Columnas

La muerte y el arte

Guayaquil tiene desde antiguo una marcada sensibilidad por el arte, una de cuyas manifestaciones más elocuentes han sido los grafitis, que alguna vez se pensó que contenían mensajes encriptados de bandas delincuenciales marcando ”territorio”, cuando no eran explícitamente pinturas murales con imágenes, rostros, cuerpos, edificios, paisajes, objetos cotidianos. Hoy los murales han variado un tanto, ya no se entregan a la libre creación del artista, como se hacía antes, espacios como los que quedan bajo los puentes o en muros de espacios cerrados para darles vida, alegría, en vez de propaganda política o hasta frases soeces garabateadas al paso.

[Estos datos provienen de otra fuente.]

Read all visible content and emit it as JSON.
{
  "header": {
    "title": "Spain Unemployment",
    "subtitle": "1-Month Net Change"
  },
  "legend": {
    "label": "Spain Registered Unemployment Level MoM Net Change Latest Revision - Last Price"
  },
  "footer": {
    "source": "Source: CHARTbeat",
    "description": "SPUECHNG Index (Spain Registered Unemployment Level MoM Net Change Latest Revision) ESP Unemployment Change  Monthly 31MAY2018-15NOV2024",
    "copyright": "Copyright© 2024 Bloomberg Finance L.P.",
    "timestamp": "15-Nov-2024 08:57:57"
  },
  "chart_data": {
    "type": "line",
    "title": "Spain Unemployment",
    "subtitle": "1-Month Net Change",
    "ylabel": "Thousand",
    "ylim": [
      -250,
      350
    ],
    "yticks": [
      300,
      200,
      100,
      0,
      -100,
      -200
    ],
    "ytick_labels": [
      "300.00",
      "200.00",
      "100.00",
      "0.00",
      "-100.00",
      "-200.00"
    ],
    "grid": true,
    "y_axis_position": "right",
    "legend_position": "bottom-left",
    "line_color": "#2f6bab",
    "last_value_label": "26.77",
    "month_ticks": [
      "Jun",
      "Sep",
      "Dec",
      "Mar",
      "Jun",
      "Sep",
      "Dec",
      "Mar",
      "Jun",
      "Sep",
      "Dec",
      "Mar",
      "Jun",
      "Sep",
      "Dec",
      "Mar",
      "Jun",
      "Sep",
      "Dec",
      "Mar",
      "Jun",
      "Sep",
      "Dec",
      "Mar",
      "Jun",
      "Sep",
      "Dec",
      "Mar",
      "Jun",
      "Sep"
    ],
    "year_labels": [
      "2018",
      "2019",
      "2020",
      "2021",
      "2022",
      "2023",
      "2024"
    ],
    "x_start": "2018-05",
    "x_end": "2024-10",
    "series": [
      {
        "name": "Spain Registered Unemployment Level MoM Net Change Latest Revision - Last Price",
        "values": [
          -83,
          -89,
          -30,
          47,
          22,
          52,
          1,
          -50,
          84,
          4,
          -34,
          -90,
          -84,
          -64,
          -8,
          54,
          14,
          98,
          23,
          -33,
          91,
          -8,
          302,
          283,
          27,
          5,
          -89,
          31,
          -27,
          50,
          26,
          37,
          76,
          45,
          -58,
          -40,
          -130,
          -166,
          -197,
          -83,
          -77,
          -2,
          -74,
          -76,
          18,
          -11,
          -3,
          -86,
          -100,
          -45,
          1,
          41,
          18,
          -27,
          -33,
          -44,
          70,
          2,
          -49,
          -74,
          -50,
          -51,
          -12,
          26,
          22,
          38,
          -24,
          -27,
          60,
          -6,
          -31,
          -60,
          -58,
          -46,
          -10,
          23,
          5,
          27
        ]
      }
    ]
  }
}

Llama la atención, por ejemplo, el mural al cantante indígena Jesús Fichamba, de 3 metros de alto por 7 de largo, en la ciudadela Sauces 5, manzana 202, villa 22, pintado por el artista Ernesto Quiñónez y pagado con plata de su bolsillo por el músico y también cantante Raúl Cela, quien lo explica diciendo: “Quise rendirle mi homenaje a Jesús Fichamba, sin ser autoridad y en tiempo de crisis, porque sentí que no fue valorado ni respetado”, como se lee en el reportaje de este mismo diario en su edición del 3 del mes en curso. Como es conmovedor el recuerdo y homenaje que la artista Xiomara Errázuriz Coello ha hecho a niñas víctimas de femicidio en el cuadro con el que ganó el primer premio (compartido) del Salón de la Mujer convocado por la Casa de la Cultura del Guayas, aunque el título del cuadro que es el verso de un famoso poema de Neruda, Me gusta cuando callas, resulte un tanto inapropiado para el caso, que si quería decirlo con un verso habría podido encajar mejor, por ejemplo, en el de un poeta nuestro que se pregunta “¿por qué hay en el jardín rosas difuntas?”. La otra ganadora de este premio, compartido a criterio de los jurados, es el de la artista Roxana Suárez, titulado Que no te claven la mente, también contra la violencia de género, pero con más amplitud, a través de las diferentes situaciones de su cotidianidad, como lo destaca la prensa.

Que el arte recoja y sublime estas expresiones del dolor que la estupidez machista causa en nuestra sociedad, es tarea implícita en el don que la naturaleza misma brindó a sus vidas y que debe manifestarse en su obra, como así ha sucedido.